Dall’acqua spunta una figura femminile con una mano colma di perle. È enorme e mi fissa con due occhi piccoli e gialli che colano liquidi, non ha una bella testa, sembra quella delle foche. Le foche hanno teste ridicole, come i delfini, d’altronde. Ecco, sì: è proprio tra la foca e il delfino; lucida. Le persone lucide io le odio. Odio anche le foche di San Francisco e odio le foche di tutto il mondo con i loro versi ridicoli e quella specie di applauso da rincoglionite. Odio anche i delfini, intelligentissimi e cattivissimi. Viscidi.

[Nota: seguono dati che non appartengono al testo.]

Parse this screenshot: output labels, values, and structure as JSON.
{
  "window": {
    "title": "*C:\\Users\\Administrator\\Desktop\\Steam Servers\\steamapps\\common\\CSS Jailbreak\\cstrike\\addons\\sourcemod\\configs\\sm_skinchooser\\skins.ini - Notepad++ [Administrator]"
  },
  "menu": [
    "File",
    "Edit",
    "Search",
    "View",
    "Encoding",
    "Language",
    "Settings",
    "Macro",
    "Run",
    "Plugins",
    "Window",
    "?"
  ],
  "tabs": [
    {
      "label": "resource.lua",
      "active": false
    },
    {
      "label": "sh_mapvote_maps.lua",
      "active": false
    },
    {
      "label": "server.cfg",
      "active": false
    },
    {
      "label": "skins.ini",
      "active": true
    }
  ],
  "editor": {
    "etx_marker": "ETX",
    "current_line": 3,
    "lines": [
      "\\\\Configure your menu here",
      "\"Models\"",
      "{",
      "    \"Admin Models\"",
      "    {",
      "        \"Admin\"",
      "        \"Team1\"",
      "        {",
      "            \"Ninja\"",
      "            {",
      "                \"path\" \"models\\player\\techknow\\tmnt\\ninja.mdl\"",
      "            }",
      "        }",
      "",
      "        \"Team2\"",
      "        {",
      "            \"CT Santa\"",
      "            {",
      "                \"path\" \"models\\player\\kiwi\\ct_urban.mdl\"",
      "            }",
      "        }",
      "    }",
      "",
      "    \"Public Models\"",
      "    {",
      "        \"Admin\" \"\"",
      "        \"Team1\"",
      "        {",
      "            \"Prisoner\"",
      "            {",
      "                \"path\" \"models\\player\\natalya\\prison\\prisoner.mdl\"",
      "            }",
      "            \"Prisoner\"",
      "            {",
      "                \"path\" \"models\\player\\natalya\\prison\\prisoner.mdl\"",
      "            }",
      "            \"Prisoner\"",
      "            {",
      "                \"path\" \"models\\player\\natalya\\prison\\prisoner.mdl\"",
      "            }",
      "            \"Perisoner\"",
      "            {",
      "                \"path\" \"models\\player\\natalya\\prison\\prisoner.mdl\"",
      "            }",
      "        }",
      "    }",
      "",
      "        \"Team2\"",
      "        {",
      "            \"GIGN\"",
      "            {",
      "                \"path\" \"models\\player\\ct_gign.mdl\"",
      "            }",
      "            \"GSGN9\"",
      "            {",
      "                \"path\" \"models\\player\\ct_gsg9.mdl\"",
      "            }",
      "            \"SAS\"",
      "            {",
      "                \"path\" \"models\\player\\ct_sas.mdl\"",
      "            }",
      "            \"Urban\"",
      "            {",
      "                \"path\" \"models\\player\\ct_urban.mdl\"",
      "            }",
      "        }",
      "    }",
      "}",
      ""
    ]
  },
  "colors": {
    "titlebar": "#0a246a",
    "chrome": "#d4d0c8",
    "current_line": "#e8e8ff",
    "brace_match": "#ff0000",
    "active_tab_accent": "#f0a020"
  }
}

La figura davanti a me, di una bellezza abbagliante nell’intricata contraddizione in termini che rappresenta, scuce una fessura corallo dalla quale escono mille perle opache che si colorano di giallo e scivolano nell’acqua che si riempie di colore. Mi si avvicina e ci guardiamo, io fisso il giallo che cola, il giallo che cola fissa me e sento che anche il mio blu cola e anche dalla mia bocca escono perle che si colorano di verde e cadono nell’acqua. Il mio corpo sciolto è viscido e privo di forma e ho – no: abbiamo – una testa ridicola tra la foca e il delfino. Quattro scoiattoli si arrampicano sull’albero dall’altra parte della sponda e ci sono piccole violente cascate, acrobati colorati che fanno la ruota sulle nostre perle verdi, surfisti biondo platino con gli addominali da berci sopra la vodka saltano sulle onde e litigano con gli acrobati e i pagliacci che sono truccatissimi e le ballerine che mettono la carne rosa nelle scarpette rosa e se ne fottono degli scoiattoli, degli alberi, del fiume, del giardino, delle cascate, degli acrobati, delle ruote, delle nostre perle verdi, delle onde e dei pagliacci e persino dei surfisti con la tartaruga. Ci sono pure le valigie con le persone che aspettano sedute sopra prima di partire. Poco più in là si sente la musica antica e moderna che rimbomba nella risata sguaiata che ci siamo promesse, ci sono le feste e c’è il silenzio. E ci sono quelli che dentro o fuori l’uscio. Sacre superstizioni inventate da noi: cornini rosa e croci rosse. Non c’è più fame e non ci sono quasi più sassi, perché li stiamo ingordamente mangiando noi. Prima quelli nelle scarpe, piccoli piccoli, poi quelli più grandi; ormai neanche mastichiamo, ingoiamo tutto e risputiamo in forma di vere perle verdi. Mentre lei parla.